I hated the handle orientation. One thing I like about the 716 is when I grab the handle, the trigger is located in a natural/right place and I can easily reach the blade guard with my thumb.....


----------



## rrk (Apr 22, 2012)

m1911 said:


> In used to have a delta 12" dual-bevel non-slider that had something like 9-1/2" crosscut capacity IIRC, and zero dust collection! They didn't make them very long, and when dewalt took over, I guess the DW716 was the closest replacement.


I still have one with dual laser's. Great saw, large nested crown capacity also


----------



## MF Custom (May 3, 2009)

The Delta 36-412 or 36-422 had huge crosscut capacity for a 12" non slider if you can find one... But like m1911 said the dust collection SUCKS and it shoots the dust right into your face. For a non slider the crosscut capacity of this saw was king...the DeWalt DW716 in my opinion is a better more accurate saw and the capacities are close to the Delta.


----------



## Calidecks (Nov 19, 2011)

When I'm not using my slider this is the saw I use. It's dead accurate and very light and easy to transport


----------



## basswood (Oct 31, 2008)

MF Custom said:


> The Delta 36-412 or 36-422 had huge crosscut capacity for a 12" non slider if you can find one... But like m1911 said the dust collection SUCKS and it shoots the dust right into your face. For a non slider the crosscut capacity of this saw was king...the DeWalt DW716 in my opinion is a better more accurate saw and the capacities are close to the Delta.


I removed part of the guards, the funky little side flaps at the back, and the Delta sprays much less dust upwards with that part gone. I also hook up my tool activated Fein vac, and sometimes add a Chop Shop hood too. From dust fountain, to tolerable with that set up.

My Delta is the 36-412. Not only will it cut a 2x10, but it will cut all the way through on a 45º bevel, and cuts 7-3/4" crown nested... More than an inch larger than Dewalt's 716 or the Kapex. Also cuts 6-3/4" base standing.

For some jobs, the Delta is still the saw to have.


----------



## rrk (Apr 22, 2012)

basswood said:


> I removed part of the guards, the funky little side flaps at the back, and the Delta sprays much less dust upwards with that part gone. I also hook up my tool activated Fein vac, and sometimes add a Chop Shop hood too. From dust fountain, to tolerable with that set up.
> 
> My Delta is the 36-412. Not only will it cut a 2x10, but it will cut all the way through on a 45º bevel, and cuts 7-3/4" crown nested... More than an inch larger than Dewalt's 716 or the Kapex. Also cuts 6-3/4" base standing.
> 
> For some jobs, the Delta is still the saw to have.

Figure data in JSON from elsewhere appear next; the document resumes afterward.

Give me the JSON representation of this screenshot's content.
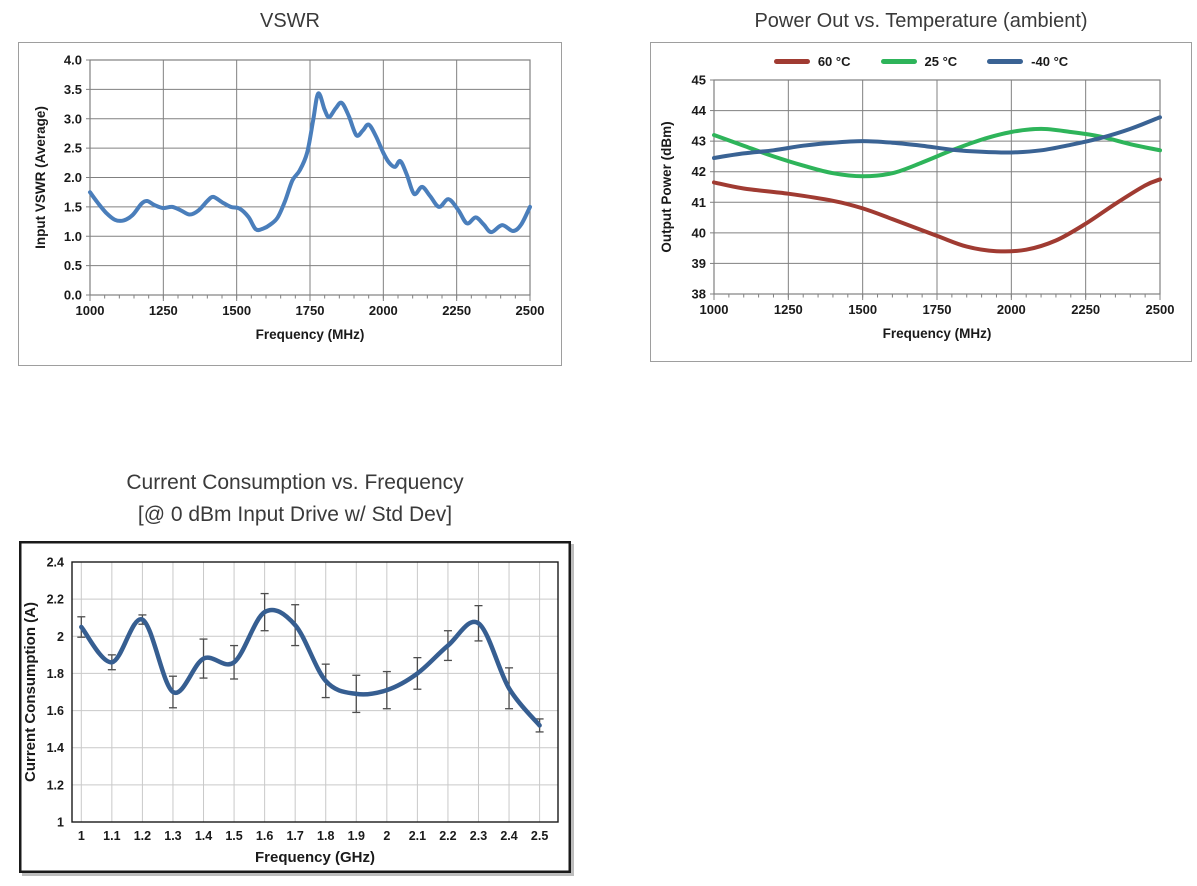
{
  "colors": {
    "title_text": "#3A3A3A",
    "background": "#FFFFFF"
  },
  "chart_data": [
    {
      "type": "line",
      "title": "VSWR",
      "xlabel": "Frequency (MHz)",
      "ylabel": "Input VSWR (Average)",
      "xlim": [
        1000,
        2500
      ],
      "ylim": [
        0,
        4
      ],
      "xtick_values": [
        1000,
        1250,
        1500,
        1750,
        2000,
        2250,
        2500
      ],
      "xtick_labels": [
        "1000",
        "1250",
        "1500",
        "1750",
        "2000",
        "2250",
        "2500"
      ],
      "ytick_values": [
        0,
        0.5,
        1,
        1.5,
        2,
        2.5,
        3,
        3.5,
        4
      ],
      "ytick_labels": [
        "0.0",
        "0.5",
        "1.0",
        "1.5",
        "2.0",
        "2.5",
        "3.0",
        "3.5",
        "4.0"
      ],
      "x_gridlines": [
        1250,
        1500,
        1750,
        2000,
        2250
      ],
      "y_gridlines": [
        0.5,
        1,
        1.5,
        2,
        2.5,
        3,
        3.5
      ],
      "x_minor_tick_step": 50,
      "grid": true,
      "legend_position": "none",
      "colors": {
        "frame": "#9E9E9E",
        "grid": "#808080",
        "plot_border": "#808080",
        "text": "#1A1A1A"
      },
      "series": [
        {
          "name": "Input VSWR",
          "slug": "vswr",
          "color": "#4A7EBB",
          "width": 4,
          "x": [
            1000,
            1025,
            1055,
            1085,
            1115,
            1145,
            1175,
            1195,
            1220,
            1250,
            1280,
            1310,
            1340,
            1370,
            1400,
            1420,
            1450,
            1480,
            1510,
            1540,
            1565,
            1590,
            1615,
            1640,
            1665,
            1690,
            1715,
            1740,
            1760,
            1778,
            1800,
            1815,
            1838,
            1858,
            1882,
            1908,
            1930,
            1950,
            1975,
            2000,
            2020,
            2040,
            2058,
            2080,
            2105,
            2132,
            2160,
            2190,
            2222,
            2255,
            2285,
            2315,
            2342,
            2368,
            2405,
            2442,
            2470,
            2500
          ],
          "y": [
            1.75,
            1.58,
            1.4,
            1.28,
            1.27,
            1.36,
            1.55,
            1.6,
            1.53,
            1.48,
            1.5,
            1.44,
            1.37,
            1.44,
            1.6,
            1.67,
            1.58,
            1.5,
            1.47,
            1.33,
            1.12,
            1.13,
            1.2,
            1.32,
            1.6,
            1.95,
            2.12,
            2.42,
            2.95,
            3.43,
            3.15,
            3.03,
            3.18,
            3.27,
            3.05,
            2.72,
            2.8,
            2.9,
            2.7,
            2.42,
            2.25,
            2.18,
            2.28,
            2.05,
            1.72,
            1.84,
            1.68,
            1.5,
            1.63,
            1.45,
            1.22,
            1.32,
            1.2,
            1.07,
            1.19,
            1.09,
            1.2,
            1.5
          ]
        }
      ]
    },
    {
      "type": "line",
      "title": "Power Out vs. Temperature (ambient)",
      "xlabel": "Frequency (MHz)",
      "ylabel": "Output Power (dBm)",
      "xlim": [
        1000,
        2500
      ],
      "ylim": [
        38,
        45
      ],
      "xtick_values": [
        1000,
        1250,
        1500,
        1750,
        2000,
        2250,
        2500
      ],
      "xtick_labels": [
        "1000",
        "1250",
        "1500",
        "1750",
        "2000",
        "2250",
        "2500"
      ],
      "ytick_values": [
        38,
        39,
        40,
        41,
        42,
        43,
        44,
        45
      ],
      "ytick_labels": [
        "38",
        "39",
        "40",
        "41",
        "42",
        "43",
        "44",
        "45"
      ],
      "x_gridlines": [
        1250,
        1500,
        1750,
        2000,
        2250
      ],
      "y_gridlines": [
        39,
        40,
        41,
        42,
        43,
        44
      ],
      "x_minor_tick_step": 50,
      "grid": true,
      "legend_position": "top",
      "colors": {
        "frame": "#9E9E9E",
        "grid": "#808080",
        "plot_border": "#808080",
        "text": "#1A1A1A"
      },
      "series": [
        {
          "name": "60  °C",
          "slug": "60c",
          "color": "#A03B32",
          "width": 4,
          "x": [
            1000,
            1100,
            1250,
            1400,
            1500,
            1600,
            1750,
            1850,
            1950,
            2050,
            2150,
            2250,
            2350,
            2450,
            2500
          ],
          "y": [
            41.65,
            41.45,
            41.28,
            41.05,
            40.8,
            40.45,
            39.9,
            39.55,
            39.4,
            39.45,
            39.75,
            40.3,
            40.95,
            41.55,
            41.75
          ]
        },
        {
          "name": "25  °C",
          "slug": "25c",
          "color": "#2EB45A",
          "width": 4,
          "x": [
            1000,
            1100,
            1200,
            1300,
            1400,
            1500,
            1600,
            1700,
            1800,
            1900,
            2000,
            2100,
            2200,
            2300,
            2400,
            2500
          ],
          "y": [
            43.2,
            42.85,
            42.5,
            42.2,
            41.95,
            41.85,
            41.95,
            42.3,
            42.7,
            43.05,
            43.3,
            43.4,
            43.3,
            43.15,
            42.9,
            42.7
          ]
        },
        {
          "name": "-40 °C",
          "slug": "minus40c",
          "color": "#3A6394",
          "width": 4,
          "x": [
            1000,
            1100,
            1200,
            1300,
            1400,
            1500,
            1600,
            1700,
            1800,
            1900,
            2000,
            2100,
            2200,
            2300,
            2400,
            2500
          ],
          "y": [
            42.45,
            42.6,
            42.7,
            42.85,
            42.95,
            43.0,
            42.95,
            42.85,
            42.72,
            42.65,
            42.63,
            42.7,
            42.88,
            43.1,
            43.4,
            43.78
          ]
        }
      ]
    },
    {
      "type": "line",
      "title": "Current Consumption vs. Frequency",
      "subtitle": "[@ 0 dBm Input Drive w/ Std Dev]",
      "xlabel": "Frequency (GHz)",
      "ylabel": "Current Consumption (A)",
      "xlim": [
        1,
        2.5
      ],
      "ylim": [
        1,
        2.4
      ],
      "xtick_values": [
        1,
        1.1,
        1.2,
        1.3,
        1.4,
        1.5,
        1.6,
        1.7,
        1.8,
        1.9,
        2,
        2.1,
        2.2,
        2.3,
        2.4,
        2.5
      ],
      "xtick_labels": [
        "1",
        "1.1",
        "1.2",
        "1.3",
        "1.4",
        "1.5",
        "1.6",
        "1.7",
        "1.8",
        "1.9",
        "2",
        "2.1",
        "2.2",
        "2.3",
        "2.4",
        "2.5"
      ],
      "ytick_values": [
        1,
        1.2,
        1.4,
        1.6,
        1.8,
        2,
        2.2,
        2.4
      ],
      "ytick_labels": [
        "1",
        "1.2",
        "1.4",
        "1.6",
        "1.8",
        "2",
        "2.2",
        "2.4"
      ],
      "x_gridlines": [
        1,
        1.1,
        1.2,
        1.3,
        1.4,
        1.5,
        1.6,
        1.7,
        1.8,
        1.9,
        2,
        2.1,
        2.2,
        2.3,
        2.4,
        2.5
      ],
      "y_gridlines": [
        1.2,
        1.4,
        1.6,
        1.8,
        2,
        2.2
      ],
      "x_minor_tick_step": 0,
      "grid": true,
      "legend_position": "none",
      "colors": {
        "frame": "#1A1A1A",
        "grid": "#C9C9C9",
        "plot_border": "#1A1A1A",
        "text": "#1A1A1A",
        "error": "#4D4D4D"
      },
      "series": [
        {
          "name": "Current Consumption",
          "slug": "current",
          "color": "#365E91",
          "width": 4.5,
          "x": [
            1,
            1.1,
            1.2,
            1.3,
            1.4,
            1.5,
            1.6,
            1.7,
            1.8,
            1.9,
            2,
            2.1,
            2.2,
            2.3,
            2.4,
            2.5
          ],
          "y": [
            2.05,
            1.86,
            2.09,
            1.7,
            1.88,
            1.86,
            2.13,
            2.06,
            1.76,
            1.69,
            1.71,
            1.8,
            1.95,
            2.07,
            1.72,
            1.52
          ],
          "y_err": [
            0.055,
            0.04,
            0.025,
            0.085,
            0.105,
            0.09,
            0.1,
            0.11,
            0.09,
            0.1,
            0.1,
            0.085,
            0.08,
            0.095,
            0.11,
            0.035
          ]
        }
      ]
    }
  ]
}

I have one also, they were recalled for a crack developing on the neck. I don't want to give mine up so I kept it and check it regularly. 
When I called delta at the time the replacement was a Dewalt 715 I believe. But I had to pay the postage to ship the old one back.


----------



## Leo G (May 12, 2005)

basswood said:


> My Delta is the 36-412.


https://www.finewoodworking.com/tool-guide/product-finder/delta-12-in-compound-miter-saw-36-412.aspx


----------



## basswood (Oct 31, 2008)

rrk said:


> I have one also, they were recalled for a crack developing on the neck. I don't want to give mine up so I kept it and check it regularly.
> When I called delta at the time the replacement was a Dewalt 715 I believe. But I had to pay the postage to ship the old one back.


Yeah, I know someone whose saw developed the crack and traded to the DeWalt.

I have not opened up the saw, but it looks like a worm drive arrangement. That might create more torque than any other miter saw. They might not have anticipated that difference in the force applied to the structure.

Could just be how heavy the thing is, especially if it is bouncing around in a truck. Might fair just fine in a shop environment, which is where mine spends 99% of the time.


----------



## raycgl (May 27, 2008)

We ended up getting the Hitachi 12" dual bevel non-slider when it was on sale at Lowes for less than $200 new, it's a nice and accurate saw capable of mitering tall base well which is what we needed it for. It is quite heavy though and I find we are using our 10" Dewalt single bevel non-slider saw for most everything. 

The cross cut capacity on the Dewalt is by far the best of the 10" saws and when using a 2X underneath the board being cut it is quite impressive. It is also accurate with nice positive engagement on non-standard angle cuts.


----------